For more information on Dubai visit:

Emirates flights:


H Hotel: The starting price for the month of June will be £134* room only (*subject to 20% Taxes and £4.50 Tourism Fees).

Rove Hotels: The starting price for the month of June will be £65.

Anantara, The Palm, Dubai:
Premier Lagoon Access room type
Low season (May - Sept) from £220-£360
High season (Oct - Apr) from £320-£580

XVA Hotel: Price on enquiry:

Shared apartment room in Jumeirah Beach Residences, Dubai. Cost £57 a night.

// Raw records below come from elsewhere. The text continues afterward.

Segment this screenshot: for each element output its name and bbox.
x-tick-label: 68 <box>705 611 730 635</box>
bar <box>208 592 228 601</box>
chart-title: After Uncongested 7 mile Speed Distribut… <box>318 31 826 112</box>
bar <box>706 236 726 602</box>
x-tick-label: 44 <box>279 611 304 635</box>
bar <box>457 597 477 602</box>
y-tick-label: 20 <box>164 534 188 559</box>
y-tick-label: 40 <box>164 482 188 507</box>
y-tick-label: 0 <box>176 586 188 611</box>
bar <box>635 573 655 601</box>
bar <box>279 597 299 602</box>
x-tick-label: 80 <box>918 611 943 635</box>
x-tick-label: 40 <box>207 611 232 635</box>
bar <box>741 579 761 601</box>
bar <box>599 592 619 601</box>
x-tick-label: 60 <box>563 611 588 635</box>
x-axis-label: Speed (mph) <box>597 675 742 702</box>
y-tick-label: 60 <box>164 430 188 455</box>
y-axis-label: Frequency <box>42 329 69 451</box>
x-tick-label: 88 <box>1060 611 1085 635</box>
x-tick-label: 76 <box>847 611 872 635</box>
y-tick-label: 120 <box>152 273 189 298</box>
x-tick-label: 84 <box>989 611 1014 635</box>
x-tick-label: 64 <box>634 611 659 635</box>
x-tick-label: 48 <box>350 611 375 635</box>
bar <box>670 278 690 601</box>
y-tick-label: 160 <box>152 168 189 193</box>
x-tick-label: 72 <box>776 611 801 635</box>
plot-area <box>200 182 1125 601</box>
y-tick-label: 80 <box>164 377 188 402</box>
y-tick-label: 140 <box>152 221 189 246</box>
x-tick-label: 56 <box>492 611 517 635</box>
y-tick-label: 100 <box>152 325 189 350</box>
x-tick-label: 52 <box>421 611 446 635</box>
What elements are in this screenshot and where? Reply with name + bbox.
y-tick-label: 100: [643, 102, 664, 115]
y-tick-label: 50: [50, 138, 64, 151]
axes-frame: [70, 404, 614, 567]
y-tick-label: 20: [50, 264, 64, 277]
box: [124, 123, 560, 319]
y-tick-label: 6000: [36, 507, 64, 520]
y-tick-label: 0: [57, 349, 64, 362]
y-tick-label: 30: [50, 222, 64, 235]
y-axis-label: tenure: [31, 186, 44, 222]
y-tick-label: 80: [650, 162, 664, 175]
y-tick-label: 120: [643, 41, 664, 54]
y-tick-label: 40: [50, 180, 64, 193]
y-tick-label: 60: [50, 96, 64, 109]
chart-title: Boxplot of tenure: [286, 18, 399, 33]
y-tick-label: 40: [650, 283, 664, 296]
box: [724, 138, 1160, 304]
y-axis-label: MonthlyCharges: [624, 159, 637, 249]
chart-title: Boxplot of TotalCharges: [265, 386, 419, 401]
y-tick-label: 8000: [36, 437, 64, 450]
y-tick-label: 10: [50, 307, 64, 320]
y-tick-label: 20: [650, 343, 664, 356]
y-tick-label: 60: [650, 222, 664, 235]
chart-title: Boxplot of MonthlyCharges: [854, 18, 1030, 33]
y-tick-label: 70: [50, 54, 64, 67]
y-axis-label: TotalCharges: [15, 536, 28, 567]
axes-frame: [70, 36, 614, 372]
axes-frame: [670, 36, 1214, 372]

Book Mirzam Chocolate via:
Wild & the Moon:
Tour of RAW Boutique coffee roaster:
Ripe Market, Zabeel Park:
For dinner at Al Maeda by DoubleTree Hilton: Al Maeda
Dinner on Bateaux Dubai: Dinner on Bateaux Duba
Etisalat Beach Canteen: Etisalat Beach Canteen
Taste of Dubai, Dubai Media City Amphitheatre


Handy Hints

Metro - no smoking, drinking, eating or chewing of gum. And don't travel in the 'women only' carriages unless, of course, you are a woman! There's a nice fine regime.
Taxis - efficient & metered. No charging abuse as in certain other countries. Good value and plentiful usually with a minimum 10 dirhams (£2) charge.
It is advised to carry water with you due to the heat.
Women: carry a shawl with you - this will make it more convenient for visiting the more traditional cultural locations.
Be on the lookout for mid-week offers and deals at Dubai's restaurants.